E esta reflexão é válida para as abelhas, para a discriminação de género, para as alterações climáticas, ou para as violações dos direitos humanos. Ter a consciência da existência de todas estas situações, faz-nos automaticamente responsáveis, enquanto coletivo. O contrário, será deixar o nosso destino nas mãos de outrem. E a característica talvez mais importante do ganho de consciência é que não tem "volta atrás". Uma vez ganhando-se consciência, não podemos depois fingir que não sabíamos e lavar as mãos, como Pôncio Pilatos. Ou podemos. Mas isso tem um custo muito caro. Para nós, e para os que nos rodeiam.

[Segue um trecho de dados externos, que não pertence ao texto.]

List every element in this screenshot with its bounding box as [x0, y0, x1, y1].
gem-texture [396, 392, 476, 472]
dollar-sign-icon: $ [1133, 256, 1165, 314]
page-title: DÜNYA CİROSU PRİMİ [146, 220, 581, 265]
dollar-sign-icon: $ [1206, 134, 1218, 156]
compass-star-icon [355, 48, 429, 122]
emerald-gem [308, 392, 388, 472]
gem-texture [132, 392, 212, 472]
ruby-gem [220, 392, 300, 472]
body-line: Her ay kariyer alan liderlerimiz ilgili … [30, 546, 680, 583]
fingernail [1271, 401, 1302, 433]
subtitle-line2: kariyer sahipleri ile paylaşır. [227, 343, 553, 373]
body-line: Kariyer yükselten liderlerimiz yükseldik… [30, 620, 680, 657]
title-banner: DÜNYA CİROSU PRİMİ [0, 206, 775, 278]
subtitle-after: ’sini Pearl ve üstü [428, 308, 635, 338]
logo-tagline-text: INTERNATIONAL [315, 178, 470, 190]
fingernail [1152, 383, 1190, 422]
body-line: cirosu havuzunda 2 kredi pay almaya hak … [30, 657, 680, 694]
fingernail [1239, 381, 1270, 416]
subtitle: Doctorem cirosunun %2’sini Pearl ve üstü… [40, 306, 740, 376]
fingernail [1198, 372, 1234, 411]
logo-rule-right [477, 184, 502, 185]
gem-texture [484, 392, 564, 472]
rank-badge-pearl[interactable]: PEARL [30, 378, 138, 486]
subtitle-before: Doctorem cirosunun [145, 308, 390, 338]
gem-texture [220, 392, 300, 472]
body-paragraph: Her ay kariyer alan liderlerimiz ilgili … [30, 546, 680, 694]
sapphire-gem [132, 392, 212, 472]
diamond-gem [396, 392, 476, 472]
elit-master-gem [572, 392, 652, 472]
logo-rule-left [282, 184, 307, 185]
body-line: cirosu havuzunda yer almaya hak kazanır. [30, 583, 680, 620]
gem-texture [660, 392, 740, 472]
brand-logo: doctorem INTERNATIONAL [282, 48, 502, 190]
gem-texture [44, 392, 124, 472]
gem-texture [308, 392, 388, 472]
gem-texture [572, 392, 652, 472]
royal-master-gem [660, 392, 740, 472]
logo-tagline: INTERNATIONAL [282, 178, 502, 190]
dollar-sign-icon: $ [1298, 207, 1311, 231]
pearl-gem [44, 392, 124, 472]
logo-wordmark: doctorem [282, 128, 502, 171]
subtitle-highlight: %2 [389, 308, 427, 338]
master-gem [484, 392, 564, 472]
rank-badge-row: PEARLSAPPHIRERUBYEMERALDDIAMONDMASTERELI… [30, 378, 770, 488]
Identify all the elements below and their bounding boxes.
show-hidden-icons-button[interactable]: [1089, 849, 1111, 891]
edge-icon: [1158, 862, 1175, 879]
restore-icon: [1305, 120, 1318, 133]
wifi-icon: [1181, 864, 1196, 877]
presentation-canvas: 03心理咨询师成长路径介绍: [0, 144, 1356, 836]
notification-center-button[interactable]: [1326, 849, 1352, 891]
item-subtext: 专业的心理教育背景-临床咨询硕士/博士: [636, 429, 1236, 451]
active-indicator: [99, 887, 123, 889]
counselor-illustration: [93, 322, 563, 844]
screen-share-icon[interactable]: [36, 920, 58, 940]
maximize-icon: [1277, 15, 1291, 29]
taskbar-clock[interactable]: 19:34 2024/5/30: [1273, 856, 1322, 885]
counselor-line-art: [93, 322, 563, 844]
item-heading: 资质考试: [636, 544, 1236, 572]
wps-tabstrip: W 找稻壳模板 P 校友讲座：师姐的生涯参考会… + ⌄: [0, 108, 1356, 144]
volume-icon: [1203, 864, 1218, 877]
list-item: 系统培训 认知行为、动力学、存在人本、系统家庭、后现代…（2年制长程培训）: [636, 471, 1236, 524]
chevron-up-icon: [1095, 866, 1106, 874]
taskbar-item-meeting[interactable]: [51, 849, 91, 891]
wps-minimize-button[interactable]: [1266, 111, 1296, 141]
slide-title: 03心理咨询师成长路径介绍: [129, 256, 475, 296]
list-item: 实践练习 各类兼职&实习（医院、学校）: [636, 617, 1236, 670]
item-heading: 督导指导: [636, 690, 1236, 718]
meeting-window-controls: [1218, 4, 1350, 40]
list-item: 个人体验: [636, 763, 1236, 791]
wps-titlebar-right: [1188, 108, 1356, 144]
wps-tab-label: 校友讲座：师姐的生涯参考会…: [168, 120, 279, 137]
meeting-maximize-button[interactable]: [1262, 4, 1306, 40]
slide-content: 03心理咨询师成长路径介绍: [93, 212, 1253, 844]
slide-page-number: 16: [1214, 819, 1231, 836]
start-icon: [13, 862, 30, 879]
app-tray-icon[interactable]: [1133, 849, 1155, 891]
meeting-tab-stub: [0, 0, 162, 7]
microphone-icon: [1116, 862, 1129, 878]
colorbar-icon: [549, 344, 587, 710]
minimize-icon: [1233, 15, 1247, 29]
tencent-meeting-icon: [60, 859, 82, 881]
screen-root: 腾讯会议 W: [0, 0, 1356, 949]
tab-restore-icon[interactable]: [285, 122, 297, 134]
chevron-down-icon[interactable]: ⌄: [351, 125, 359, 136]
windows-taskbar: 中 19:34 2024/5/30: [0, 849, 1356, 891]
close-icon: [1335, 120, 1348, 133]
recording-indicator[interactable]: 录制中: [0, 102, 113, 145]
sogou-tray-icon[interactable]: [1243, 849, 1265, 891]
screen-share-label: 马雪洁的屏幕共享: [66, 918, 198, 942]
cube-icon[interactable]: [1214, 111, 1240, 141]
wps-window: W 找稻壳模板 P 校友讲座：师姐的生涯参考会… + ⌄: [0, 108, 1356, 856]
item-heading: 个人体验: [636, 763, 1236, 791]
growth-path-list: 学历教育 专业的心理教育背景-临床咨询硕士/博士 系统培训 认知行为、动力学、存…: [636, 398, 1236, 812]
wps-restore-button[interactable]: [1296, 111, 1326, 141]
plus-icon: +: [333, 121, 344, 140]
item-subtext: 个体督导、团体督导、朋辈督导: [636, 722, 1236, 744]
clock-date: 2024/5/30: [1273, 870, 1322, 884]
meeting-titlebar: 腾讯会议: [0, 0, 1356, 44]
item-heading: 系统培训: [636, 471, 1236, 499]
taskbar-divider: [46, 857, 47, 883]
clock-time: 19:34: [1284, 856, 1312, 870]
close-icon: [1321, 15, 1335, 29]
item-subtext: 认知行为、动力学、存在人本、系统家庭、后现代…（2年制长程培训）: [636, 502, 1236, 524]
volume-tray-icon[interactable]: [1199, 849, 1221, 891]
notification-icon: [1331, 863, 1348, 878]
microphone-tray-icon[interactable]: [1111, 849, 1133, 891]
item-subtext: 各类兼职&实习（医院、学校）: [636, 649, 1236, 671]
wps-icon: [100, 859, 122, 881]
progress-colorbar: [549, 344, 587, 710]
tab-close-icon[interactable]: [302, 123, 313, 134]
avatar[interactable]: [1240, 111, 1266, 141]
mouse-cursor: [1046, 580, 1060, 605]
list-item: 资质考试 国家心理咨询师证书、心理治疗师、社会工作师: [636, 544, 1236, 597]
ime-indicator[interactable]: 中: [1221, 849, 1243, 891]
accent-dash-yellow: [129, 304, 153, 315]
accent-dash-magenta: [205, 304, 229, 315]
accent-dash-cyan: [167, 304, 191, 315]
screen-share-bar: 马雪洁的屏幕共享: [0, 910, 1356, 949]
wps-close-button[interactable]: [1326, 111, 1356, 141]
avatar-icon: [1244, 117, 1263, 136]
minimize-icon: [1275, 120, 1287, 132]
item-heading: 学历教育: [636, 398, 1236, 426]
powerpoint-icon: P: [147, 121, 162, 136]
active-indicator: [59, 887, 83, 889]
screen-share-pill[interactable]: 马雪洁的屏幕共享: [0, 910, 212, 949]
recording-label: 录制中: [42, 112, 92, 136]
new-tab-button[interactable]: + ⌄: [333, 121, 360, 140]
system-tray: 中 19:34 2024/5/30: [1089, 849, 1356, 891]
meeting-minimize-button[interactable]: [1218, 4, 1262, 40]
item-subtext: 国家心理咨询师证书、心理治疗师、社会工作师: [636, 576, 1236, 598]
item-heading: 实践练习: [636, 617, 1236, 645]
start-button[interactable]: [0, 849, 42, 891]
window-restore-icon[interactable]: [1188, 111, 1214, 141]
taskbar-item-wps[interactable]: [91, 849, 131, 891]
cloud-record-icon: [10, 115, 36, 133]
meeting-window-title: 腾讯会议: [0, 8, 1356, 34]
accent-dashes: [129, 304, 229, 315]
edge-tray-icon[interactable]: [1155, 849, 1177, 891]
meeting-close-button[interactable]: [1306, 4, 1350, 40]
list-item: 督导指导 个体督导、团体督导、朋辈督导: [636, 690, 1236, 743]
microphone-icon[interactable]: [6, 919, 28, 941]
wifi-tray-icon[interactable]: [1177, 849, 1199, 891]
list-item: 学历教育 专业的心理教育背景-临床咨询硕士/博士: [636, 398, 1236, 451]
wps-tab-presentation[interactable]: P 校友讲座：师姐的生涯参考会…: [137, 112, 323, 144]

Talvez seja esta a principal conquista conseguida pelos Objetivos de Desenvolvimento Sustentável promovidos pelas Nações Unidas desde 2015 - podemos não estar no bom caminho para cumprir muitos dos objetivos ambiciosos estabelecidos nesta agenda 2030. Mas uma coisa é certa - o nível de consciência que os diversos setores das economias dos países mais desenvolvidos dos mundos (justamente os que são capaz de mobilizar os recursos para resolver estes desafios) ganharam, nestes últimos quase 10 anos - isso já ninguém nos tira. E estou convencido de que, quantos mais anos passarem, mais perceberemos o papel percursor e fundamental que esta matriz teve na construção de novos paradigmas e modelos de sociedade. Que assim seja. É o meu desejo. Pelas abelhas. Mas mais por nós.